Knee replacement procedures are surgeries that remove part or all of a damaged or diseased knee joint, replacing it with a prosthetic, or artificial, joint. These procedures are the most common form of joint replacement surgery and are performed in approximately 600,000 patients every year in the United States. So why do so many people need knee replacement? Here we'll look into what conditions commonly lead to knee replacement surgery and a number of facts and statistics about these procedures that may be helpful to those considering a means of treatment.
About Knee Replacement Surgery
Joint replacement surgery is generally considered to be a last resort treatment for serious joint damage or deformity caused by injury or disease that has resulted in chronic pain, reduced joint function, and disability. Since the knee, a hard-working and weight-bearing joint, is the most prone to this sort of severe damage, it is the joint most commonly replaced. According to the American Academy of Orthopedic Surgeons, knee replacement surgery offers safe and effective treatment for patients who have difficulty performing simple activities like walking or climbing stairs and who no longer get relief from knee pain and disability with medications or walking aids.
Conditions That Commonly Require Knee Replacement
While there are many types of joint problems, diseases, and injuries that can lead to knee replacement surgery, osteoarthritis is, by far, the most common reason these procedures become necessary. Known as the "wear-and-tear" form of arthritis, osteoarthritis occurs as cartilage that cushions the joints wears away gradually over a period of years. As the cartilage thins, the bones that come together to form the joint begin to grind against each other, leading to pain, stiffness, inflammation, and, as the disease advances, bone spurs around the joint.
Rheumatoid arthritis is another disease that ranks high on the list of common conditions that lead to knee replacement. Rheumatoid arthritis is an auto-immune disease in which the immune system attacks joint linings, causing inflammation, pain, and stiffness, and in advanced cases, degeneration and/or deformity in affected joints.
Other common conditions that often lead to knee replacement are traumatic arthritis, which generally happens due to a previous serious injury to the knee, and deformities in the knee that cause poor joint alignment, leading to damage due to abnormal wear. Acute traumatic injuries to the knee can also make joint replacement surgery necessary.
Important Facts and Statistics About Knee Replacement
If knee replacement has been recommended for you, here are some things to consider as you weigh that advice. According to the American Academy of Orthopedic Surgeons, knee replacement surgery is one of the most successful procedures in all of medicine. Serious complications are rare, occurring in less than 2 percent of patients, and more than 90 percent of people who have these surgeries experience a dramatic reduction of knee pain and a significant improvement in mobility, leaving them better equipped to live healthy, active lives.
However, knee replacement, like any joint replacement surgery, is a serious procedure.
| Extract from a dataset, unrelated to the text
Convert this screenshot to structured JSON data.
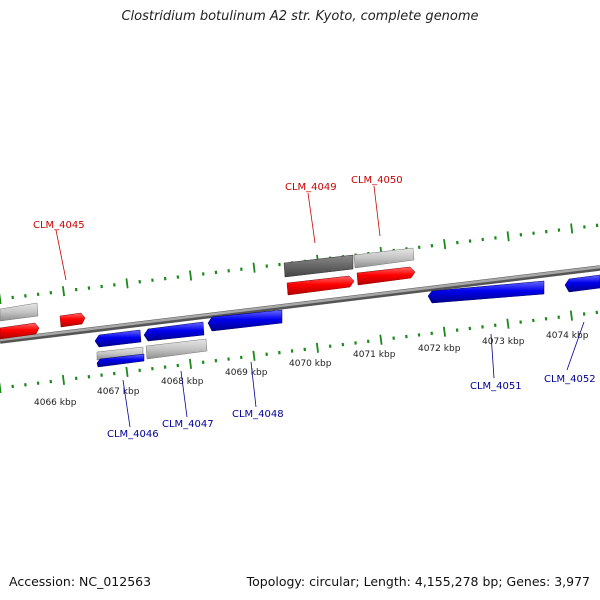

Recovery and rehabilitation after surgery will be a long, challenging process, and the improvements in pain levels and mobility you can expect from those procedure may take months to realize. While the benefits are quite significant and far outweigh these hardships for most patients who have these procedures, it is important to know at the outset that knee replacement is by no means a quick and easy fix for joint problems.